Common pitfalls—and durable fixes.

• Retrospective scrambling: trying to create traceability after lock. → Build provenance and re-runability into DMP/SAP; version everything; capture configuration snapshots at each data cut.
• Over-redaction that destroys scientific utility. → Pilot anonymization on a sample; measure utility loss; tune generalization to retain effect estimates and event timing patterns.
• Ambiguous DUAs leading to scope creep. → Use plain language, examples of permitted/not-permitted uses, and publication rules; require protocol IDs in any outputs.
• Closed software ecosystems blocking reproduction. → Provide open-source-friendly scripts or containerized environments; avoid licenses that prevent academic re-use.
• Inconsistent coding versions (MedDRA/WHO-DD) across datasets and documents. → Auto-inject dictionary versions into data guides and TFL footnotes; align with define.xml.
• Time zone confusion in decision and access logs. → Record local time + UTC offset everywhere; harmonize daylight saving handling.

One-page checklist (study-ready transparency plan).

• Protocol/SAP specify what will be shared (datasets, code, CSR/summary), when, and via which channel (public, managed portal, enclave).
• ADaM datasets complete with define.xml, analysis data guide, and lineage to SDTM; seeds and software versions captured.
• Executable workflow present (scripts or container) to regenerate primary TFLs; QC logs and unit tests included.
• Anonymization plan approved; risk metrics documented; redaction log prepared; DPIA/HIPAA determinations on file.
• DUA template finalized; DAC membership and SOPs published; decision SLAs and appeal path defined.
• Registry entries up to date; results and lay summaries posted within timelines.
• Access logs (with UTC offsets) and metrics dashboards active; periodic reports to governance/QA.
• Outbound references included to FDA, EMA, PMDA, TGA, ICH, and WHO.

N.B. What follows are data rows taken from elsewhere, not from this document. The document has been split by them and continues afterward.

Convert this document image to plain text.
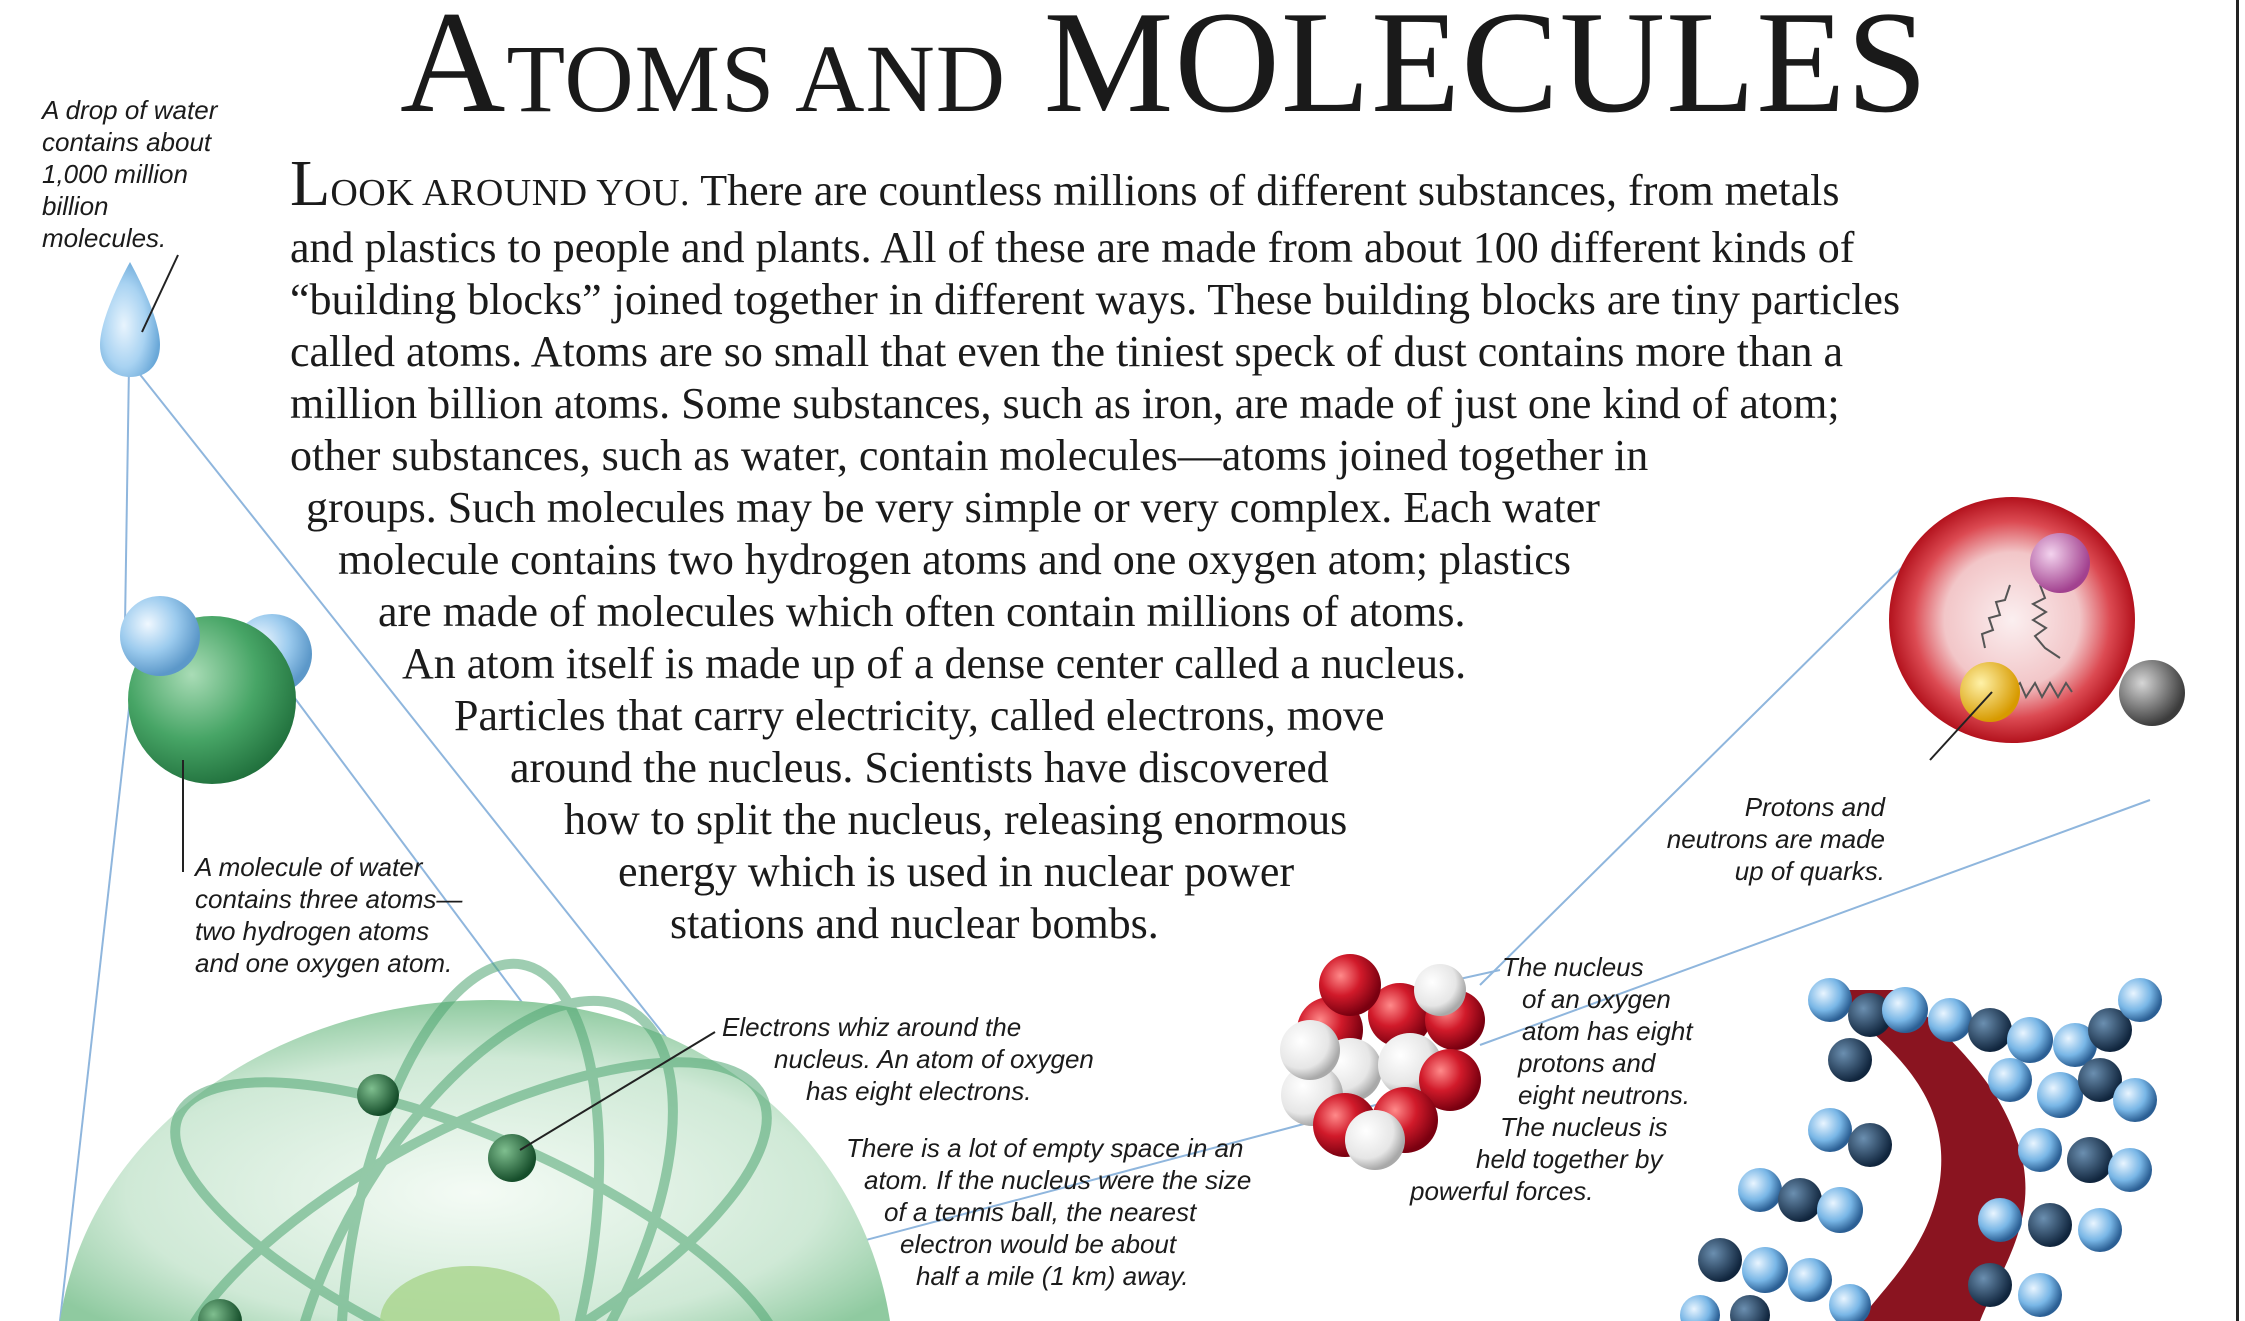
ATOMS AND MOLECULES
LOOK AROUND YOU. There are countless millions of different substances, from metals
and plastics to people and plants. All of these are made from about 100 different kinds of
“building blocks” joined together in different ways. These building blocks are tiny particles
called atoms. Atoms are so small that even the tiniest speck of dust contains more than a
million billion atoms. Some substances, such as iron, are made of just one kind of atom;
other substances, such as water, contain molecules—atoms joined together in
groups. Such molecules may be very simple or very complex. Each water
molecule contains two hydrogen atoms and one oxygen atom; plastics
are made of molecules which often contain millions of atoms.
An atom itself is made up of a dense center called a nucleus.
Particles that carry electricity, called electrons, move
around the nucleus. Scientists have discovered
how to split the nucleus, releasing enormous
energy which is used in nuclear power
stations and nuclear bombs.
A drop of water
contains about
1,000 million
billion
molecules.
A molecule of water
contains three atoms—
two hydrogen atoms
and one oxygen atom.
Electrons whiz around the
nucleus. An atom of oxygen
has eight electrons.
There is a lot of empty space in an
atom. If the nucleus were the size
of a tennis ball, the nearest
electron would be about
half a mile (1 km) away.
The nucleus
of an oxygen
atom has eight
protons and
eight neutrons.
The nucleus is
held together by
powerful forces.
Protons and
neutrons are made
up of quarks.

Bottom line. Transparency is a design decision. When sponsors plan for registries, redaction/anonymization, reproducible analysis packages, and equitable access from the start—and document everything with audit-ready provenance—independent scientists can verify results, patients and investigators see value in participation, and regulators across the FDA, EMA, PMDA, TGA and the ICH community can rapidly trust what is presented, aligned with the public-health mission of the WHO.